“Il virus resta fino a quattro giorni”, la scoperta sulle mascherine
Usare le mascherine, oppure no? Quanto ci proteggono in realtà dal rischio di contrarre il Covid-19? Queste sono soltanto alcune delle domande formulate dagli italiani in questi lunghi giorni di emergenza Coronavirus.
Adesso che le misure di lockdown sono state allentate, con il conseguente avvio della Fase 2 ed il graduale ritorno alla normalità, è più che mai fondamentale saper utilizzare i dispositivi di protezione individuale indispensabili per diminuire il pericolo di contagio. In questi mesi sono state molteplici le opinioni degli esperti: se da un lato alcuni hanno sconsigliato l’utilizzo delle mascherine, ritenendole del tutto inutili se indossate da persone sane, dall’altro in molti hanno raccomandato il loro utilizzo, specialmente negli spazi chiusi.

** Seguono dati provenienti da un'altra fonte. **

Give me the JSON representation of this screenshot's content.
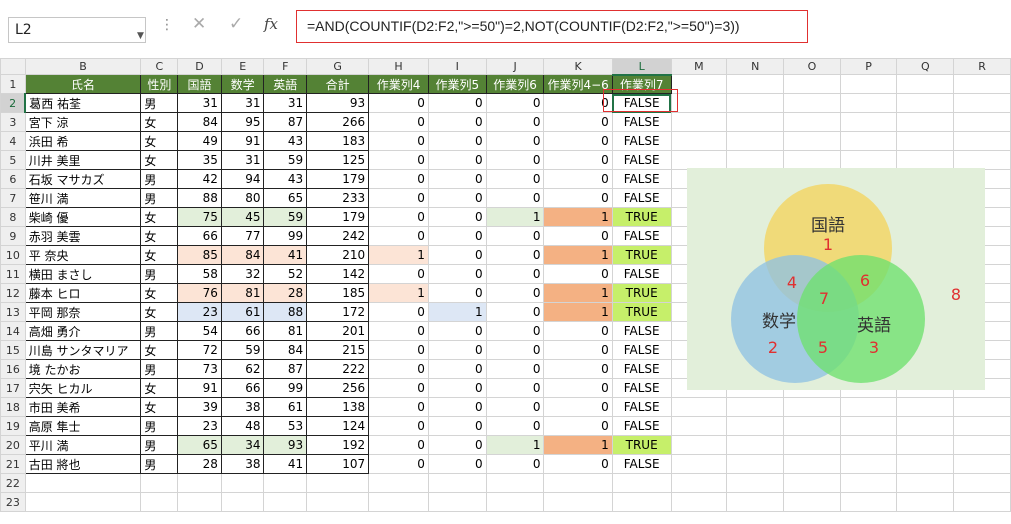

Deciso a fare chiarezza, l’Istituto superiore di sanità (Iss) ha affrontato l’argomento in uno studio dal titolo “Raccomandazioni ad interim sulla sanificazione di strutture non sanitarie nell’attuale emergenza Covid-19” pubblicato sul proprio sito ufficiale. Nel documento, dove si trattano varie tematiche che vanno dalla pulizia di luoghi e superfici, con tanto di descrizione dei detergenti e dei disinfettanti da impiegare, fino alle varie procedure di sanificazione a disposizione, si parla anche di mascherine, caldamente consigliate nella Fase 2.

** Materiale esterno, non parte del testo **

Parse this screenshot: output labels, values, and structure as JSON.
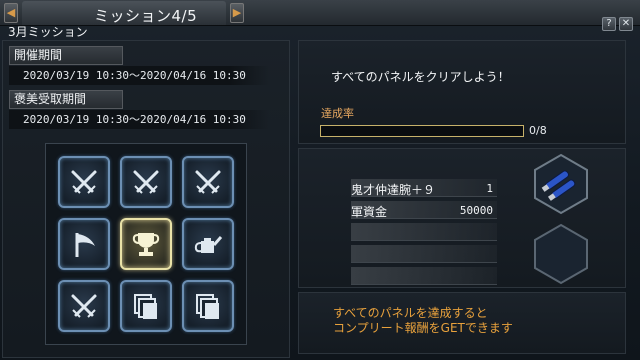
{
  "window": {
    "title": "ミッション4/5",
    "subtitle": "3月ミッション",
    "help_label": "?",
    "close_label": "✕",
    "prev_arrow": "◀",
    "next_arrow": "▶"
  },
  "period": {
    "held_label": "開催期間",
    "held_dates": "2020/03/19 10:30～2020/04/16 10:30",
    "reward_label": "褒美受取期間",
    "reward_dates": "2020/03/19 10:30～2020/04/16 10:30"
  },
  "panels": [
    {
      "icon": "crossed-swords-icon",
      "selected": false
    },
    {
      "icon": "crossed-swords-icon",
      "selected": false
    },
    {
      "icon": "crossed-swords-icon",
      "selected": false
    },
    {
      "icon": "flag-icon",
      "selected": false
    },
    {
      "icon": "trophy-icon",
      "selected": true
    },
    {
      "icon": "watering-can-icon",
      "selected": false
    },
    {
      "icon": "crossed-swords-icon",
      "selected": false
    },
    {
      "icon": "cards-icon",
      "selected": false
    },
    {
      "icon": "cards-icon",
      "selected": false
    }
  ],
  "mission": {
    "description": "すべてのパネルをクリアしよう！",
    "rate_label": "達成率",
    "progress_text": "0/8",
    "progress_fraction": 0.0
  },
  "rewards": {
    "items": [
      {
        "name": "鬼才仲達腕＋９",
        "qty": "1"
      },
      {
        "name": "軍資金",
        "qty": "50000"
      },
      {
        "name": "",
        "qty": ""
      },
      {
        "name": "",
        "qty": ""
      },
      {
        "name": "",
        "qty": ""
      }
    ]
  },
  "note": {
    "line1": "すべてのパネルを達成すると",
    "line2": "コンプリート報酬をGETできます"
  },
  "colors": {
    "accent_orange": "#e8a13c",
    "tile_border": "#6c8fb3",
    "tile_selected": "#e9e2a8"
  }
}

Il gruppo di ricerca si è particolarmente interessato al tempo di permanenza del virus sui dispositivi, una volta entrato in contatto con essi. Il risultato è sconcertante. Sulla carta il Coronavirus è in grado di resistere al massimo 30 minuti, sui tessuti e sul legno un giorno, su banconote e vetro 2 giorni, ma sulle mascherine protettive può restare dai 4 ai 7 giorni. Necessario fare un distinguo. Dallo studio è emerso che il Covid-19 può infettare lo stato interno delle mascherine chirurgiche fino a 4 giorni, mentre lo strato esterno può restare contaminato fino a 7 giorni. Per questa ragione, dunque, è importante essere scrupolosi.
“I dati riportati sono il frutto di evidenze di letteratura scientifica, ma vanno declinati in base alle situazioni ambientali. Ad esempio, i Coronavirus resistono meglio a temperature basse e in ambienti umidi. Il fatto che sopravvivono, inoltre, non significa di per sé che trasmettano la malattia: se ci sono poche particelle virali, infatti, la carica infettante è minore”, ha spiegato a Tgcom24 il professor Paolo D’Ancona, epidemiologo dell’Iss. “Purtroppo, però, non si conosce quale sia la dose minima per infettare, anche perché dipende dalle difese immunitarie dei singoli individui. Pertanto, bisogna stare sempre molto attenti”, ha aggiunto. È molto importante, ha proseguito il medico, saper trattare nel modo giusto i dispositivi di protezione, una volta utilizzati. “Le mascherine lavabili vanno usate una volta sola e poi messe subito in lavatrice, senza poggiarle sui mobili. Quelle monouso vanno gettate nella raccolta indifferenziata subito dopo l’utilizzo. In entrambi i casi vanno toccate solo sugli elastici, lavandosi prima e dopo le mani. Attenzione infine a non gettarle a terra, il rischio infettivo è minimo ma l’impatto sull’ambiente è alto”, ha dichiarato.
Quanto alle procedure di pulizia di oggetti e/ambienti, il documento dell’Iss tratta anche le varie metodologie, che vanno dalla più semplice detersione fino alla sanificazione, alla disinfezione ed alla sterilizzazione. Si tratta di termini decisamente più noti in ambito sanitario. Ciò che è importante tenere a mente è che ogni procedura ha inzio dalla detersione, che consiste nel rimuove lo sporco e parte dei microrganismi sia attarverso un’azione meccanica che con l’utilizzo del detergente. Si procede quindi alla sanificazione, un”complesso di procedimenti e operazioni di pulizia e/disinfezione che comprende anche il mantenimento della buona qualità dell’aria con il ricambio in tutti gli ambienti”. Con disinfezione, invece, si intende il trattamento di oggetti e superfici con prodotti studiati per abbattere la carica microbica.
Per il trattamento delle mascherine chirurgiche, il Koch Institute ha proposto come soluzione il vapore secco (calore) per 30 minuti.